Does any place take checks anymore? Remember when we used to write checks for things like tacos?
“Do you take checks?” I asked awkwardly while trying to explain that I left my wallet at home, and I’m so sorry this sort of thing never happens it’s just been a crazy day…
“Well you don’t have to worry about it, doesn’t matter,” she stopped me. “The car ahead of you paid for you. They left a note. Have a great night.”
She might as well have handed me a squirmy new puppy because that’s how surprised and happy the simple gesture made me, especially given the timing and my overall grumpy attitude with the world lately.

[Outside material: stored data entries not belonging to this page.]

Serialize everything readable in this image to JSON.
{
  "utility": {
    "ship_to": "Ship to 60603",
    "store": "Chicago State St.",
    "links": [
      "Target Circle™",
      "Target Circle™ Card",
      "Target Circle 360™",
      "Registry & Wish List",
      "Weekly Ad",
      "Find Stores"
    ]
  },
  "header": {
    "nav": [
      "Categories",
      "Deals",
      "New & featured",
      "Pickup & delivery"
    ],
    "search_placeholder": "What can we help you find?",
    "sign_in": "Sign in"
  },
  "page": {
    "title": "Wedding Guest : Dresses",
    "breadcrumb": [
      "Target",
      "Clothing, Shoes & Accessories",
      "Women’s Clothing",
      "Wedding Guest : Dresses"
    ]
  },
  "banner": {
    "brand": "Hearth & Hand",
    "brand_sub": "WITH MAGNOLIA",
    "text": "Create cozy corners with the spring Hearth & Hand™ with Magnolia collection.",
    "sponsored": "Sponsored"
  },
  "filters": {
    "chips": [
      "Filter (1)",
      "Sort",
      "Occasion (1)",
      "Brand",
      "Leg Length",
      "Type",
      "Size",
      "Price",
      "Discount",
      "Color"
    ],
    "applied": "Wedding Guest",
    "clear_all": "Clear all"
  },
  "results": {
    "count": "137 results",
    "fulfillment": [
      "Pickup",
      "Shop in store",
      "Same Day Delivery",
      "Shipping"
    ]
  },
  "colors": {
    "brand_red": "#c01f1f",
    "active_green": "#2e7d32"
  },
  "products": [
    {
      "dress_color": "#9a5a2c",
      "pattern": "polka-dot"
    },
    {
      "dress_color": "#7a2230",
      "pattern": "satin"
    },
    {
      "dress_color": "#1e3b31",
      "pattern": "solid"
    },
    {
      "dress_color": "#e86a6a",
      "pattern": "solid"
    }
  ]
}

I blame it on hormones and lack of sleep, but some days it’s something more.
It’s bad news on my television screen. It’s the lack of rain and the heat. It’s too much on my list and too little daylight.
It’s missing my husband who gets up early for work and comes home late from the hay field. It’s my puny tomato plants.
It’s nothing really, in the grand scheme of it all.
Funny how we let ourselves get this way when things are going pretty dang good really. It’s the blessing of a good life, to have the time to complain.
This morning, as I type, we’re on our way to our mid-pregnancy sonogram. My husband is driving into a hot sun, and I’m squinting into the computer screen because I forgot my sunglasses and I have a deadline. Our daughter is safe and sound, playing with her friends at daycare. Her gramma will pick her up this evening, giving us more time in the big town to maybe have a long lunch without picking hot dogs up off the floor.
In an hour we’ll see the little fuzz of our new family member, the length of a banana, inside my belly and hold our breath until they tell us that all is well.
Now that we’re down to it, maybe my mood’s been a little less about the puny tomato plants and a little more about the quiet worries sitting in my gut with the banana baby, tickling my nerves.
Maybe we’ll buy someone lunch today, pick their baby’s hot dogs off the floor and pay the good stuff forward.